If Delta and US Airways are forced to give up 34 slots to gain government approval of its LaGuardia/Washington National slot deal, the two airlines said they would drop the whole idea. The news was in response to a tentative decision by the Federal Aviation Administration and the US Department of Transportation approving the slot deal that would help Delta in its bid to dominate the New York market and allow US Airways to focus on Washington National (DCA) and its other top hub markets.
Calls for 34 slot pairs to be divested
However, the hitch is the divestiture of 34 slot pairs at the airports which is a condition of approval, The FAA, in its ruling, stated that is the only way to overcome the market dominance the two airlines would have at the airports. The two airlines would be required to sell the slots to US or Canadian carriers with less than 5% of the slots at either airport and who have no codeshare relationships with an airline with more than 5% of slot interests at the airports.
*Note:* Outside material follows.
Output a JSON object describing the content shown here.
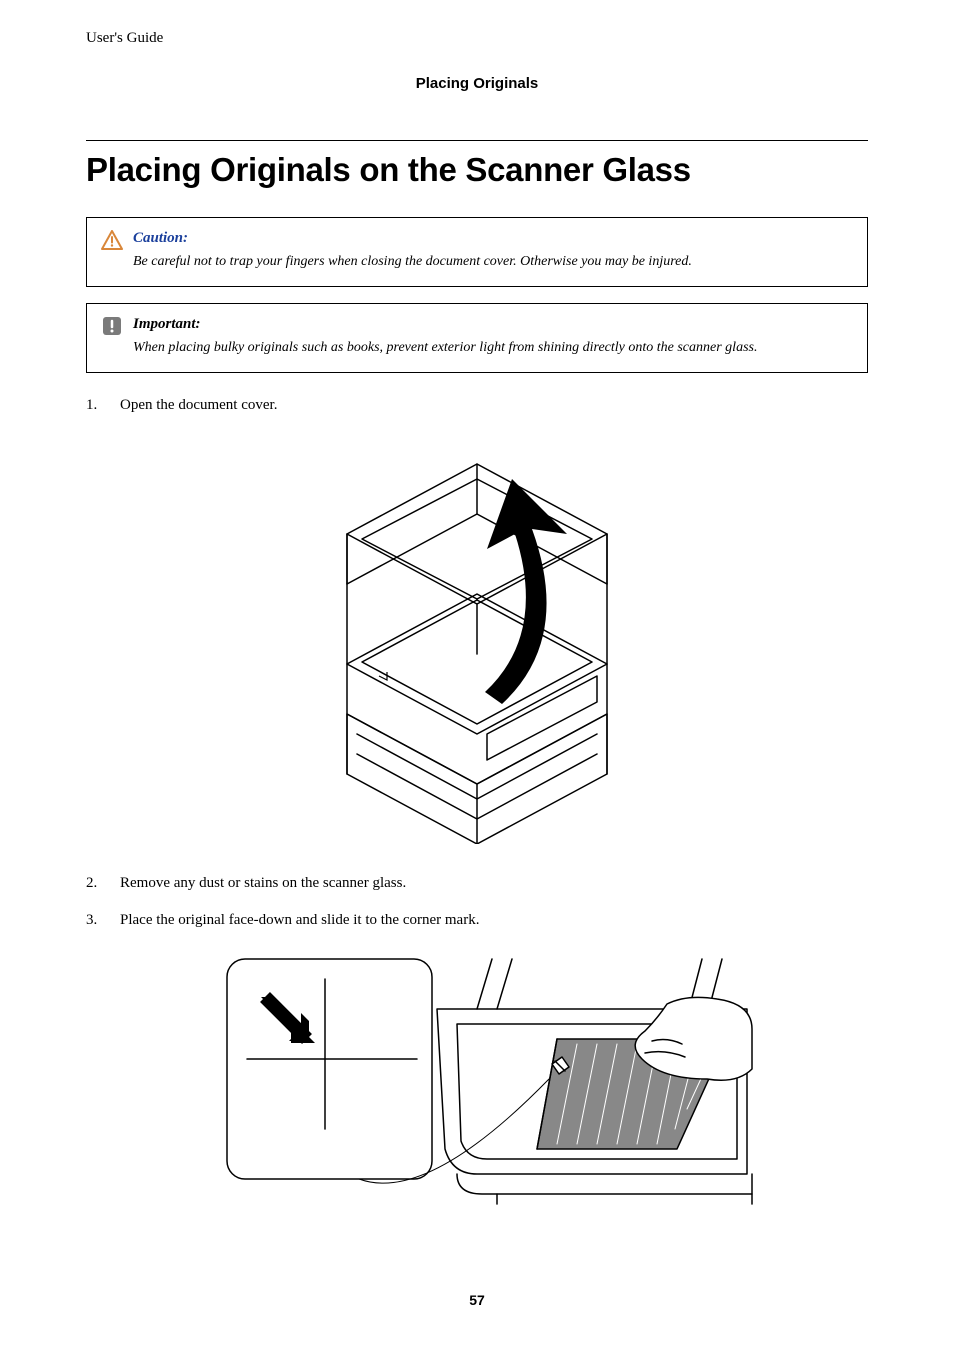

Saying the proposal was “unique in both scope and scale,” the FAA is requiring the divestiture of 14 slot pairs at National and 20 at LaGuardia for new entrants and limited incumbent carriers. The 14 slot pairs at DCA would limit US Airways’ dominance there to 50.8% of slot interests and increase the new entrant/incumbent share to 6.5%. With the 20 divested slots, Delta’s dominance would be limited to 45.3% at LGA and increase new entrant or incumbent share to 10.3%.
Back to the drawing board for US Air and Delta?
"Delta and US Airways are disappointed in the DOT's decision that, if implemented, would negatively impact the consumer and economic benefits created by the proposed transaction by divesting 16 percent of the transaction at New York's LaGuardia Airport and 33 percent of the transaction at Washington National,” US Airways and Delta said in a statement. “Chief among those benefits is the ability for both airlines to maintain and add new nonstop service between two of America's top business markets and small- and medium-sized communities across the United States.
"Our goal remains to increase access for customers in small communities to LaGuardia and Washington National airports,” they continued. “However, we expect that if this order is implemented as proposed the transaction will not go forward and significant consumer benefits will never be realised. Both airlines will review the DOT's proposed rulemaking to determine our next steps."
The deal cut between US Airways and Delta, calls for a permanent swap of 125 US Airways slot pairs at LaGuardia as well as the lease of an additional 15 slot pairs at the airport with an option to buy. In return, Delta would give up 42 Delta slot pairs at Washington National. Delta would also transfer international route authority to Sao Paulo and Tokyo and exchange its space at LaGuardia’s Art Deco Marine Air Terminal for current US Airways gates at Terminal C. Delta plans to replace the US Airways turboprop aircraft now serving LGA with larger regional and mainline jets. In their petition, the two airlines said the move would increase capacity at LaGuardia by 2.3 million seats or 13% while leaving the number of airport operations flat.
Rather than exacerbating an already congested hub, Delta said it would ensure the success of the points by providing higher frequency that spreads out connecting opportunities throughout the day rather than relying on a few peak traffic period. Delta has used the “rolling hub” concept for some time. US Airways plans to add 15 nonstops and one million seats to its Washington National service improving the number of cities with nonstop service to the nation’s capital.
LCCs to swoop?
If the two airlines change their minds, it is likely that Southwest will be first on tap to bid for additional slots, since its current holdings allow only eight routes. CEO Gary Kelly said he would be interested in more slots during Southwest’s last analyst call. FAA said the incumbents that could benefit from the LGA slot divestiture would also include AirTran, JetBlue and Spirit, while at DCA AirTran and Spirit would benefit. The FAA said Delta and US Airways would sell the slots and keep the proceeds. The carriers will have 60 days to sell the slots or they will be withdrawn by the FAA. The agency is seeking comment on slot sale methods.
FAA said that the Delta/US Airways transaction had the potential to increase market concentration and cause fare hikes. They also have the potential to stymie competition at the two airports by targeting new entrants or smaller incumbents by increasing frequency and lowering fares. It based its decision on the carriers’ past practices, noting that US Airways, with the highest slot concentration at DCA, has fares that are 124% of the Standard Industry Fare Level (SIFL) at the airport. Delta, with a weaker position at LGA than US Airways dominance of DCA, charges fares that are 89% of SIFL.
The Department also found that the three Washington DC airports – Dulles, BWI and DCA – act as a temper to market concentration with the participation of LCCs since yields at the three airports differ significantly. It found the same thing at the three New York airports – JFK, LGA and Newark. However, the FAA said that alternative airports are not a perfect solution to market concentration.
Comment period extends 30 days from the date of publication.